Hal tersebut tergambar dalam, ketika ditanya tentang kesehatannya, warga Kairo tidak pernah lali menjawab, “Alhamdulillah”—segala puji milik Allah. Jika ditanya apakah bus nomor 66 akan berhenti di al-Azhar, kemungkinan besar mereka akan menjawab, “Insya Allah”—jika Allah mengizinkan. Dengan demikian, mereka menghormati kata-kata ini yang tercantum dalam Surat al-Kahfi ayat 23-24.

“Dan jangan sekali-kali kamu mengatakan terhadap sesuatu: ‘Sesungguhnya aku akan mengerjakan itu besok pagi, kecuali (dengan menyebut); Insya Allah (halaman 296).
Lebih lanjut, Max Rodenbeck, melalui buku ingin seakan mengkaji Kairo dari A sampai Z. Kehidupan religius, glamor, dan peperangan seakan menjadikan Kairo sebagai tempat bermukim banyak orang dengan ragam kekhasan yang berbeda.

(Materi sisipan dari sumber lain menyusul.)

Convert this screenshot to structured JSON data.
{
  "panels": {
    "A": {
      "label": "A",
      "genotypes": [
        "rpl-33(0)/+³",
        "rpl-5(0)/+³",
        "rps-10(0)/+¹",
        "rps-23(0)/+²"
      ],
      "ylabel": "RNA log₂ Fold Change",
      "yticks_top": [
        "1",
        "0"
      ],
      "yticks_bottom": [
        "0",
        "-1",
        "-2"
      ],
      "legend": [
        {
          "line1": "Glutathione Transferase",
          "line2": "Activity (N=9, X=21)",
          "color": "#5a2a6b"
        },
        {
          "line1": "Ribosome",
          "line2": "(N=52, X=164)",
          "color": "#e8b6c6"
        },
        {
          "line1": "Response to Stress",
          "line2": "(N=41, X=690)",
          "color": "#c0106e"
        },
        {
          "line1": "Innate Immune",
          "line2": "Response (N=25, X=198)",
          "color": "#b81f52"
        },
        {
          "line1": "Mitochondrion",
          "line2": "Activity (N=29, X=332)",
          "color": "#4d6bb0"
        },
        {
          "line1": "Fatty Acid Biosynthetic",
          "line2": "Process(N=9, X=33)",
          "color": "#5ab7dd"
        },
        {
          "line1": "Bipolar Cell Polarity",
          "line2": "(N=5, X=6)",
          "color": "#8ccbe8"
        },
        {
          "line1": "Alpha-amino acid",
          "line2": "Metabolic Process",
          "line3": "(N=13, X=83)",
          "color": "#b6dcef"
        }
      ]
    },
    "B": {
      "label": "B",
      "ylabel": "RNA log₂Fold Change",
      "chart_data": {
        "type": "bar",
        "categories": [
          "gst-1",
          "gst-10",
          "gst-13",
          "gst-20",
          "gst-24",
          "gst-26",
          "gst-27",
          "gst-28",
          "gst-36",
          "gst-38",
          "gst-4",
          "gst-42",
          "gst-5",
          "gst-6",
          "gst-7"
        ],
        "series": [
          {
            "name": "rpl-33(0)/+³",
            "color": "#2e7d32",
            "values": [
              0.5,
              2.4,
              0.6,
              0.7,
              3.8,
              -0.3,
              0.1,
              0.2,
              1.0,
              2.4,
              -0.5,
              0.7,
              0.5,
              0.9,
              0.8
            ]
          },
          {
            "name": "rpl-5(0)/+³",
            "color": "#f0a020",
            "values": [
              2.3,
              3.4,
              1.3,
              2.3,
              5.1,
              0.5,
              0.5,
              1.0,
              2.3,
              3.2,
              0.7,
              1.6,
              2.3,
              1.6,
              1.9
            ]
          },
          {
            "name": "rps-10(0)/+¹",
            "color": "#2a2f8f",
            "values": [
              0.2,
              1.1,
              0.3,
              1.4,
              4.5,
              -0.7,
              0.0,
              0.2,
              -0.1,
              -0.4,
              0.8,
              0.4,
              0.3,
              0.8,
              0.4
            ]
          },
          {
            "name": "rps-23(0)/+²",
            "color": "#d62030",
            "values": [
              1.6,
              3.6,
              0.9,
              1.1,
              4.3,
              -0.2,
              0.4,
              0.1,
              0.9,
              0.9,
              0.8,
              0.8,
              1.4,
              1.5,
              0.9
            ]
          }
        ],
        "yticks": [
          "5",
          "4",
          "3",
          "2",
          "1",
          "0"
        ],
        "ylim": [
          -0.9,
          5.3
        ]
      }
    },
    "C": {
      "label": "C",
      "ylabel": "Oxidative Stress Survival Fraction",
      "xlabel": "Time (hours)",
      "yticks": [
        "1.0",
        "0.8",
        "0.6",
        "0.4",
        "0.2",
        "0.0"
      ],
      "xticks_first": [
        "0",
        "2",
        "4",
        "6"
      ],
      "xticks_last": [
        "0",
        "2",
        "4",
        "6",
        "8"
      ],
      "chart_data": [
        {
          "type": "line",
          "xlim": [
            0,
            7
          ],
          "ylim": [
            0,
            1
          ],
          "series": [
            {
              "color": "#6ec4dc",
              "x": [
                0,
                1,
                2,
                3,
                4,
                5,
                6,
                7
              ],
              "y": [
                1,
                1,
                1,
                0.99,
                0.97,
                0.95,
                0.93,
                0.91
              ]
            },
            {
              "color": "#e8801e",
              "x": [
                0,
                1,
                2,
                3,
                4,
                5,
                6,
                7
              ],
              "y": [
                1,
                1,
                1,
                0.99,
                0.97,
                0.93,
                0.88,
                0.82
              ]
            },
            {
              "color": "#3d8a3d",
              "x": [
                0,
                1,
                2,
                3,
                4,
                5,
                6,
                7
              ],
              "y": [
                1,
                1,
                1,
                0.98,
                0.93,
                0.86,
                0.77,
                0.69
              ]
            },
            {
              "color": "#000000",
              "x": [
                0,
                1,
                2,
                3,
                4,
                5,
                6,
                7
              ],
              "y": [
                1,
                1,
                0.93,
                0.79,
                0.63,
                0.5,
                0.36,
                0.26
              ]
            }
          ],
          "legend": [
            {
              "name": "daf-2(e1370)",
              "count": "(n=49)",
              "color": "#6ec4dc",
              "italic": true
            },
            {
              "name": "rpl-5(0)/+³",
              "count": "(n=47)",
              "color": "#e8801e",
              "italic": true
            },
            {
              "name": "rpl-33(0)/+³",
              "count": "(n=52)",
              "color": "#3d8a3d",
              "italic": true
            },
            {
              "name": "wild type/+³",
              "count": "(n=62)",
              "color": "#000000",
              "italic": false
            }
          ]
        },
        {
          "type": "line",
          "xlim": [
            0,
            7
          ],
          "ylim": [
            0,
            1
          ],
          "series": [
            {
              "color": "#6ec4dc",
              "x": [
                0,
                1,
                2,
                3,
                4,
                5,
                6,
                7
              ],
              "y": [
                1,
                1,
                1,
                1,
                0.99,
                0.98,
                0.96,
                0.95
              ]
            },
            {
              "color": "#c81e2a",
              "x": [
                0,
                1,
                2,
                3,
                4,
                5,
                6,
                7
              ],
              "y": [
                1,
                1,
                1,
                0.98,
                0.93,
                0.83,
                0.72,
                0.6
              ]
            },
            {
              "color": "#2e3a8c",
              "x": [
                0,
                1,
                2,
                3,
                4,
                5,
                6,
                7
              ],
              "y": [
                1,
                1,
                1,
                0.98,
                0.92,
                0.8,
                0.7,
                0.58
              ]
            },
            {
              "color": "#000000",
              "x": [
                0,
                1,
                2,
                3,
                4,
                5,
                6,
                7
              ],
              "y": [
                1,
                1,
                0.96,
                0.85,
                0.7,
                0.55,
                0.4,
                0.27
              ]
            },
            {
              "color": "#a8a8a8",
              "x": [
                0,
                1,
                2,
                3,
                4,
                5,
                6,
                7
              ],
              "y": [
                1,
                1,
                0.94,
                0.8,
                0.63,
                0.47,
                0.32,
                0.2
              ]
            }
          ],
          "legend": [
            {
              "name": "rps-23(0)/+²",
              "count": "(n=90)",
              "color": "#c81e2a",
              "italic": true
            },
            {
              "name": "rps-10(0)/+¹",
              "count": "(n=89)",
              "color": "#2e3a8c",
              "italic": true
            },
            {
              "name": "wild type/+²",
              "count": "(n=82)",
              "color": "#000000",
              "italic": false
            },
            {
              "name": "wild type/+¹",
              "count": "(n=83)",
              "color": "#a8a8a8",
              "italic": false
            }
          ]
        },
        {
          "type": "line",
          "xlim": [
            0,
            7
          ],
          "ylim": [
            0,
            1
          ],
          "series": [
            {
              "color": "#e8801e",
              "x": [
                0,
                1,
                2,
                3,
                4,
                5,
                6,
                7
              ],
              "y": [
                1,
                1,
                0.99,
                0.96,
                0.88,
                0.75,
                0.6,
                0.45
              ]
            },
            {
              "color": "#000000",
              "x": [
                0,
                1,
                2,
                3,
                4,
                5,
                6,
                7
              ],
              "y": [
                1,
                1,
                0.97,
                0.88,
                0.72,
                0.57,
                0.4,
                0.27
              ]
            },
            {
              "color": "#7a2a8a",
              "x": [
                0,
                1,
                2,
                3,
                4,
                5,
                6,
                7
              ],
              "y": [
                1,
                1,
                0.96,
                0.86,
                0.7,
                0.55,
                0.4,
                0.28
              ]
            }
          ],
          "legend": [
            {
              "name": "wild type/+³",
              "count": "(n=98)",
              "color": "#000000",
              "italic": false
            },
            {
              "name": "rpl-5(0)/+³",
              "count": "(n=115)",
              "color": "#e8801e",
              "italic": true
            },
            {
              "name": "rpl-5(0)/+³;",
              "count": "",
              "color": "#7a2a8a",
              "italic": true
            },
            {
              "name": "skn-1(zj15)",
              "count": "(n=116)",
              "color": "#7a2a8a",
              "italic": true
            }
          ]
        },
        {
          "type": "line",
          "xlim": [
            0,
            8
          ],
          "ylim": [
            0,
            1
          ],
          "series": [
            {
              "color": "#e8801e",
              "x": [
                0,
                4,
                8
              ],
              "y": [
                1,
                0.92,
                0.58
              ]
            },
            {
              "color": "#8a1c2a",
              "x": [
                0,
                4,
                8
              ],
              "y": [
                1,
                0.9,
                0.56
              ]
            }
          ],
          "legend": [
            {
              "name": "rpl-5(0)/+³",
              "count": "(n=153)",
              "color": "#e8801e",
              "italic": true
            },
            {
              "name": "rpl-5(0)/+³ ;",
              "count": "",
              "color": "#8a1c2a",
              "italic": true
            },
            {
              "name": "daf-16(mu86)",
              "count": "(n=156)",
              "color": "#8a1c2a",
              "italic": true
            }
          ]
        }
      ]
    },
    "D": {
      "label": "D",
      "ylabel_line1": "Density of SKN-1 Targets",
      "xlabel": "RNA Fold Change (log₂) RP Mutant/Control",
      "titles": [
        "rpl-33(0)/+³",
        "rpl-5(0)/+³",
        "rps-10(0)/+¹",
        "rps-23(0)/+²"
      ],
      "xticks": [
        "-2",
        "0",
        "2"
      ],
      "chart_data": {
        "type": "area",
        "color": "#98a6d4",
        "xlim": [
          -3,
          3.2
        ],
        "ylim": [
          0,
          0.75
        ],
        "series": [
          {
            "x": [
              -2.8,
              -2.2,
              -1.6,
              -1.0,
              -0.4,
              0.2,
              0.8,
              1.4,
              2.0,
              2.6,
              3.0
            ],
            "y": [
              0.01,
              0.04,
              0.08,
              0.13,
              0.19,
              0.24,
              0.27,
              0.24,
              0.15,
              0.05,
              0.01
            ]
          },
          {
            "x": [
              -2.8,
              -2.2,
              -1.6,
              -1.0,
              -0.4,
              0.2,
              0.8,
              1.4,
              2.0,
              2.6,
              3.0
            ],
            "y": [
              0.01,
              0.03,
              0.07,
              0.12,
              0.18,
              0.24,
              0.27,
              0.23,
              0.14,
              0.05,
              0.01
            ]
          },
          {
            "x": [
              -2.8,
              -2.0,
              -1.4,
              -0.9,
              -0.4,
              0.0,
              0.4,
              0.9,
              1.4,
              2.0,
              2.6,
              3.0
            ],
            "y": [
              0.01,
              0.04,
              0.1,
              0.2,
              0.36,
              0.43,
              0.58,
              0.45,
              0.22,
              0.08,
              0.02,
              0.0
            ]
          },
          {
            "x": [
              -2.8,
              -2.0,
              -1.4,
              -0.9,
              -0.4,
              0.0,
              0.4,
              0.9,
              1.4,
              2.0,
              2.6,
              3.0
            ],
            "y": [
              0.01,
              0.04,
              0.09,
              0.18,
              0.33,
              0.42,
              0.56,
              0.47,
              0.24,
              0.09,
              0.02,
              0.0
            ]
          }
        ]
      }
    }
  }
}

Buku ini sungguh memikat. Pasalnya, tidak hanya disajikan dalam narasi sejarah yang runtut. Namun, penggambaran data sejarah begitu hidup dan memantik semangat ingin tahu kehidupan “jalanan” di Kairo. Inilah pencapaian luar biasa pria yang sudah menulis untuk majalah The Economist sejak tahun 1989 ini.

Kairo dalam buku ini benar menjadi kota kemenangan. Kota dengan sejuta satu cerita yang menarik. Sebuah kota yang tidak hanya menginspirasi kehidupan dunia muslim, namun juga dunia Eropa. Sebuah karya yang sayang untuk dilewatkan.